The question of what exactly had caused the illness of the person who had been quarantined at Brampton Civic Hospital hung for days before the province’s health minister, Eric Hoskins, stated that the infection was likely not Ebola since the person began to show signs of recovery, which is not what usually happens once the Ebola virus is contracted.
Proof positive that he tested negative for the disease, however, would have to come after Hoskins’ statement from the only laboratory in Canada qualified to carry out such testing, which is located in Winnipeg.
The terrible toll that SARS (severe acute respiratory syndrome) took on this region back in 2003 would mean that we can still be hyper-vigilant when diseases which, once contracted, quickly result in fatalities.
From one person who had returned to Toronto from Hong Kong at the time SARS was emerging there, 44 people including that person died here from the disease, some 400 became ill, and 25,000 were placed in quarantine.
We want to trust that those tasked with ensuring our safety against such viruses have learned from the SARS outbreak, and that the Ebola virus, a disease that has now been categorized by the World Health Organization (WHO) as an international health emergency, will not have a similar devastating effect here as people are now facing in Guinea, Liberia, Nigeria and Sierra Leone, the country that has been hardest hit.
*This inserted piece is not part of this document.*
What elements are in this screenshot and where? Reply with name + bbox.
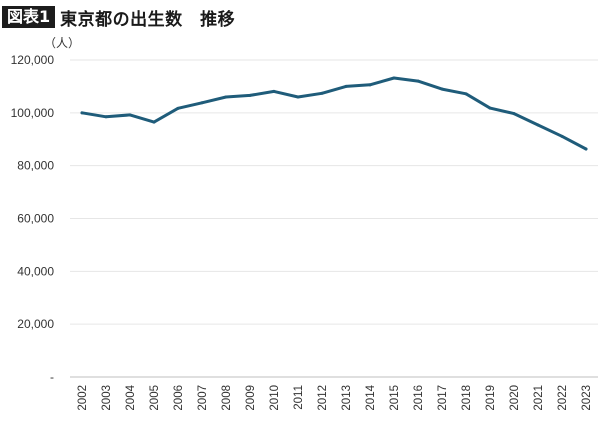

However, the managing of this latest Ebola outbreak raises questions about how international health organizations are responding. We recognize that frontline medical workers are trying their best to contain the outbreak, despite the risk of also contracting the virus. Already, medical personnel have died from or contracted the virus. Many mourn the loss of Dr. Sheik Humarr Kahn in Sierra Leone. He had been credited with saving many lives before the virus took his.
With almost 2000 now infected in West Africa, why the delay in using experimental vaccines in this outbreak – the worst since the disease emerged in 1976 – which seem to work?
The question of whether the response or lack of response is because the disease emerged in Africa has been raised. It emerged after the WHO had backed away from the proposition of trying experimental vaccines despite the fact that once contracted, patients with the Ebola virus face a 55-60 per cent rate of death. Death rates in previous outbreaks have been as high as 90 per cent for this hemorrhagic fever.
Yet, the experimental vaccine Zmapp was administered to two American aid workers who had apparently contracted the virus in Liberia. There is of course the ethical question of how vaccines can best be tested, but this stark case of decision-making speaks for itself.
Why would it be ethically acceptable to administer experimental drugs that would save the lives of two Americans, yet not be considered for people suffering from the disease in West Africa who stand a much greater chance of dying if left untreated?
WHO ethicists posit that people in crises such as this one would feel they are being used as guinea pigs for experimental vaccines, suggesting that people most affected by the outbreak would have no say in whether they receive the drug or not. This is patently ridiculous. How difficult would it be to ask any individual whether he is willing to allow a health practitioner to administer a drug that could aid in his recovery? The thinking from WHO is that individuals are like children who have no ability to make personal decisions. This kind of condescending colonialist mentality is nothing new. Some would argue that it appears well-meaning, but it is the kind of thinking that is costing lives in this emergency. If presented the choice between taking the vaccine and upping the chances of surviving Ebola or refusing it and risking death what would any suffering person choose? Obviously the two American aid workers made the choice to take the vaccine and are recovering. Why wasn’t that an option for the leading African doctor fighting the disease in Sierra Leone?